Veeeeeeennnnnnnt.

 
Ladies and gents, I apologise for my absence. It's been an odd week in no particular way and in a not really particular kind of way, I haven't had much to say...Not really, anyway.

I don't know. I'm going to just go with what I've been thinking about and I apologise (yet again) if it doesn't make too much sense.

I've been thinking about God (or god...or gods). 

MJ's passing has led me to these thoughts...OK, this latest round of religion based thoughts, anyway.

My mother has always said that everyone has a God-shaped hole inside of them that's waiting to be filled. That is so like her.

I worry sometimes because I don't really fit the bill....The queer thing. The anti-authority thing. The...Millions of other little things that don't fit in with what God is supposed to like. I'm selfish, jaded, jealous, impure and a lot of other things...I don't eat pork or fish without scales, lol, so maybe that's a start.

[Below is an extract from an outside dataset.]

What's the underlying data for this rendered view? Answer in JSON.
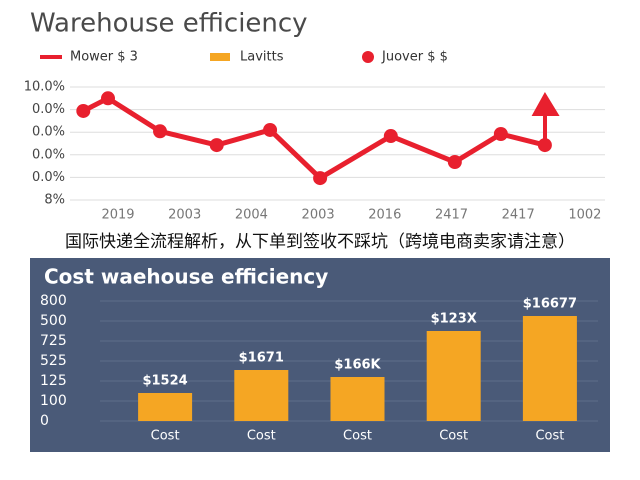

At uni last week we were talking about the concept of nihilism...A world where people have turned their backs on God. I wonder if it's not like that. Maybe God's back is turned on me. 

I'm not a "Christian" type person - the typical Christian - and I don't think I ever could be. I think what I'm looking for, what I've always been looking for, is a quiet and personal inner murmur, if that makes sense. Just something that lets me know I'm not lost - not as lost as I feel, anyway - and I'm not wrong. There's nothing wrong with me....

Lol, I don't know even what a typical Christian is like...Ugh. And that label "Christian" drives me mental...Probably no more mental than any other label, but still.

Regarding what lead me to this train of thought, yes, I'm still thinking about Michael Jackson. I mean, how could you not be? It's everywhere! But it's different...Watching YouTube clips and sobbing, or being unable to listen to any other music than my MJ albums...It's not quite right. The thing that gets me most, I think, is what people - not all people, of course - are saying...That it's good he's dead, children will be safer, his kids will be better off....

Yes, he was the brand "Michael Jackson". He was the face of pop...The changing face of pop, yes, but still. He did things with film clips that had never been seen before and will probably never be seen again. His are the most recognisable bass lines, backbeats, choruses and dance moves of two generations (with overspill on either side). The whole shebang!

But he was a person, like you are and like I am, who's name was "Michael Jackson". There are three children out there who're missing their daddy. There's a family who've lost their son, brother and uncle. And I think there's something that makes it even sadder...It feels like a kid died....He was Peter Pan, at least to me, and even though death is but the next great adventure, it's awful.

None of it might make sense to you all, but I hope you'll forgive me for my oddness in this entry. I'm sure it'll pass, lol...It has to. I need to get a good night's sleep.

I have to say, MJ's death wasn't what interrupted my sleep...I haven't had a good night's sleep in about two months...But instead of contemplating the universe when I wake up, I think about him. I know, still weird. I could get used to not waking up three, four, five times a night....

Whatev. Hope all is well with the world, wherever you happen to be in it xoxo

P.S. Just because I've been sleeping badly, that doesn't mean I don't dream. Bruce Willis (I don't even know) was in my dream the other night, sitting naked on the floor with one teal coloured kitten-heeled, peep-toe shoe. It makes absolutely no sense.